M. D soutient, dans le dernier état de ses écritures, que :
- la décision portant assignation à résidence :
* est entachée d'incompétence ;
* est insuffisamment motivée et entachée d'un défaut d'examen sérieux ;
* est entachée d'un défaut de base et méconnaît l'article L. 731-3 du code de l'entrée et du séjour des étrangers et du droit d'asile ;
* est entachée d'une erreur de droit et d'une disproportion de sa durée ;
* méconnaît l'article 8 de la Convention européenne de sauvegarde des droits de l'homme et des libertés fondamentales et le paragraphe 1 de l'article 3 de la Convention internationale des droits de l'enfant et est disproportionnée quant à sa durée ;
- la décision portant obligation de se présenter tous les jours à la préfecture :
* est insuffisamment motivée et entachée d'un défaut d'examen sérieux ;
* est illégale par voie de conséquence de l'illégalité de la décision portant assignation à résidence ;
* méconnaît l'article 8 de la Convention européenne de sauvegarde des droits de l'homme et des libertés fondamentales et le paragraphe 1 de l'article 3 de la Convention internationale des droits de l'enfant et est disproportionnée ;
- la décision portant obligation de présence sur son lieu de résidence :
* est insuffisamment motivée et entachée d'un défaut d'examen sérieux ;
* est illégale par voie de conséquence de l'illégalité de la décision portant assignation à résidence ;
* méconnaît l'article L. 733-2 du code de l'entrée et du séjour des étrangers et du droit d'asile ;
* méconnaît l'article 8 de la Convention européenne de sauvegarde des droits de l'homme et des libertés fondamentales et le paragraphe 1 de l'article 3 de la Convention internationale des droits de l'enfant et est disproportionnée ;
- la décision portant remise des documents de voyage :
* est illégale par voie de conséquence de l'illégalité de la décision portant assignation à résidence :
* est entachée d'une erreur de fait.
Par un mémoire en défense, enregistré le 9 novembre 2022, la préfète du Val-de-Marne, représentée par le cabinet Actis Avocats, conclut au rejet de la requête.

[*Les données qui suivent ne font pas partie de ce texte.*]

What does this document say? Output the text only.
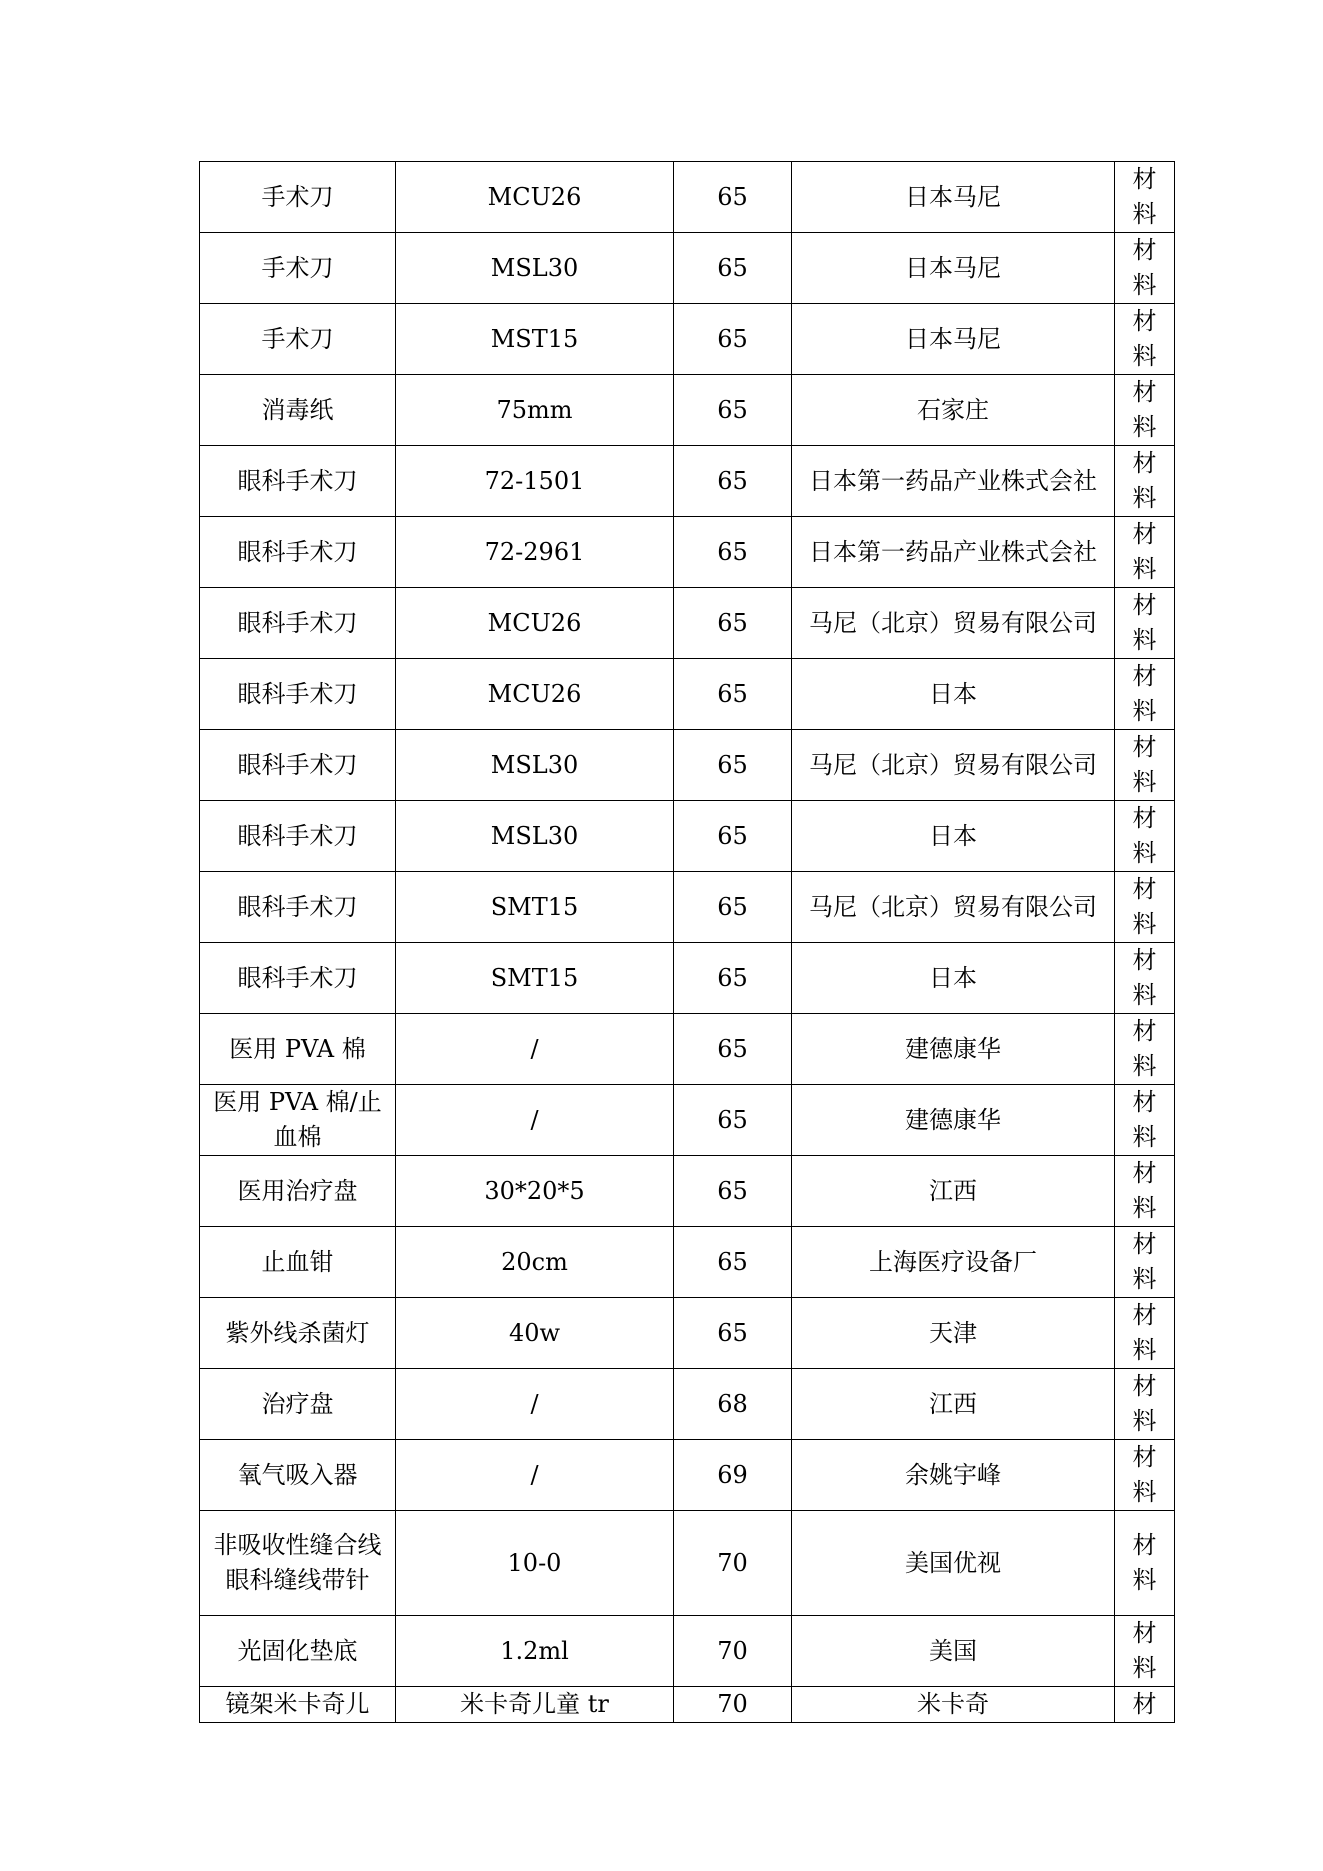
手术刀	MCU26	65	日本马尼	材料

手术刀	MSL30	65	日本马尼	材料

手术刀	MST15	65	日本马尼	材料

消毒纸	75mm	65	石家庄	材料

眼科手术刀	72-1501	65	日本第一药品产业株式会社	材料

眼科手术刀	72-2961	65	日本第一药品产业株式会社	材料

眼科手术刀	MCU26	65	马尼（北京）贸易有限公司	材料

眼科手术刀	MCU26	65	日本	材料

眼科手术刀	MSL30	65	马尼（北京）贸易有限公司	材料

眼科手术刀	MSL30	65	日本	材料

眼科手术刀	SMT15	65	马尼（北京）贸易有限公司	材料

眼科手术刀	SMT15	65	日本	材料

医用 PVA 棉	/	65	建德康华	材料

医用 PVA 棉/止血棉	/	65	建德康华	材料

医用治疗盘	30*20*5	65	江西	材料

止血钳	20cm	65	上海医疗设备厂	材料

紫外线杀菌灯	40w	65	天津	材料

治疗盘	/	68	江西	材料

氧气吸入器	/	69	余姚宇峰	材料

非吸收性缝合线眼科缝线带针	10-0	70	美国优视	材料

光固化垫底	1.2ml	70	美国	材料

镜架米卡奇儿	米卡奇儿童 tr	70	米卡奇	材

Elle soutient qu'aucun des moyens soulevés par M. D n'est fondé.
Par un jugement n° 2209471 du 19 octobre 2022, le magistrat désigné par la présidente du tribunal administratif de Melun a renvoyé l'affaire devant une formation collégiale du tribunal.
Le président de la formation de jugement a dispensé la rapporteure publique, sur sa proposition, de prononcer des conclusions à l'audience, en application des dispositions de l'article R. 732-1-1 du code de justice administrative.
Vu les autres pièces du dossier.
Vu :
- la loi n° 91-647 du 10 juillet 1991 relative à l'aide juridique ;
- le code de l'entrée et du séjour des étrangers et du droit d'asile ;
- le code de justice administrative.
Les parties ont été régulièrement averties du jour de l'audience.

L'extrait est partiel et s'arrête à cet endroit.